Mittwoch, November 26, 2008

Aextra @ Stadtkeller Luzern

Dienstag, 25. November 2008: Aextra @ Stadtkeller Luzern
by chregi

Endlich ist er da, der langersehnte Tag, an dem ich die sympathischen Herren aus Thun auf ihrer aktuellen „Himmu & Höll“-Tour erleben kann. Mit im Gepäck haben sie die neuen Songs vom Album mit dem fantastischen Cover und natürlich auch die alten Hits.

Wer schon früh im Stadtkeller eintrifft, geniesst ein ausgezeichnetes Abendessen und ergattert erst noch einen Platz in Bühnennähe. Von diesem verlockenden Angebot machen nur wenige Gebrauch, das Restaurant füllt sich jedoch immer mehr bis eine stattliche Anzahl Live-Musik-Begeisterter an diesem kalten Novemberdienstag anwesend ist.

Pünktlich stürmt Aextra die Bühne und Sänger Schibä heizt gleich ganz schön ein, schon beim ersten Song klatscht die Menge mit. Trotz seiner Erkältung gibt er Vollgas. Auf der Bühne erleben wir eine Band, die nur so vor Energie und Spielfreude strotzt. Das Gitarrenspiel von Ändu, welcher direkt vor uns sein Können beweist, fasziniert mich total. Rolf, der Mann am Rhythmus, legt sich dermassen ins Zeug, dass man sein Gesicht nur selten zu sehen bekommt, seine Haare fliegen im Takt durch die Luft. Und Kusi an der anderen Gitarre geht auch voll mit.

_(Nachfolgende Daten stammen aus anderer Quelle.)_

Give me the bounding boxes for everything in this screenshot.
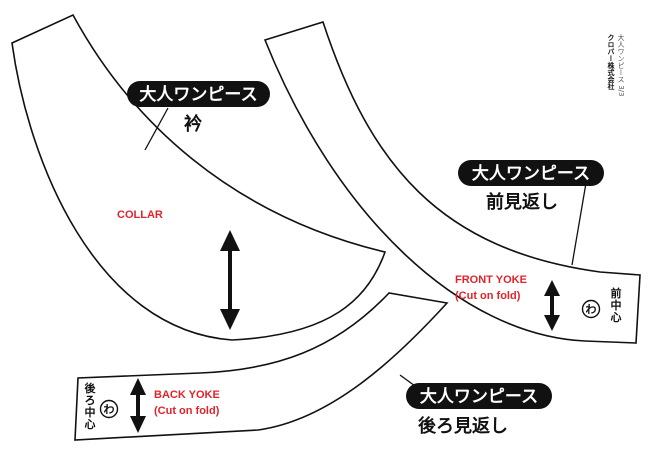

Aextra überzeugt mit ihrem rockigen Programm. „Blödi Chue“ widmet die Band allen blöden Nachbarinnen, speziell der Frau Müller und der Frau Meier – na dann, dankeschön. Kusi macht sich danach in der von Schibä geforderten Mausestille mit seinem Verstärker bemerkbar und verspielt die ganze Athmospäre. Der Instrumentalteil in „Wulchebruch“ ermöglicht die obligate Zigi-Pause für den Sänger - ob die wohl gegen die Erkältung hilft? Das ganze Haus kocht bei „Schattespiu“, sogar das Servicepersonal macht mit. Nach der Pause verstärkt Schibä in „Em Fride z’lieb“ das Gitarrenregister. Vor lauter Freude am begeistert mitklatschenden Publikum wird er von einem Text-Blackout in „I stah näbe mir“ übermannt. Auch die eingefleischten Fans können ihm nicht weiterhelfen, aber er findet selber wieder zurück in die Zeilen. Im lebensfrohen Song „Wäut umarme“ stellt sich die ganze Band vor und jeder Musiker glänzt mit einem Solo. An den Keyboards wird Aextra durch Stefan Bregy und am Bass durch Marco Mazotti unterstützt. Bei „Himmu & Höll“ versucht sich der Luzerner Stadtkeller noch einmal in der Aufgabe lauter und besser zu singen, als die Deep Purple-Fans vor einer Woche in der St. Jakobshalle in Basel, wo Aextra vor grossem Publikum spielen durfte. „La mi nid allei“ schreit das Volk zum Schluss und das Prädikat „hammer“ ist damit definitiv verdient. Viel zu früh verabschiedet sich Aextra mit zufrieden lächelnden Gesichtern vom Stadtkeller Luzern.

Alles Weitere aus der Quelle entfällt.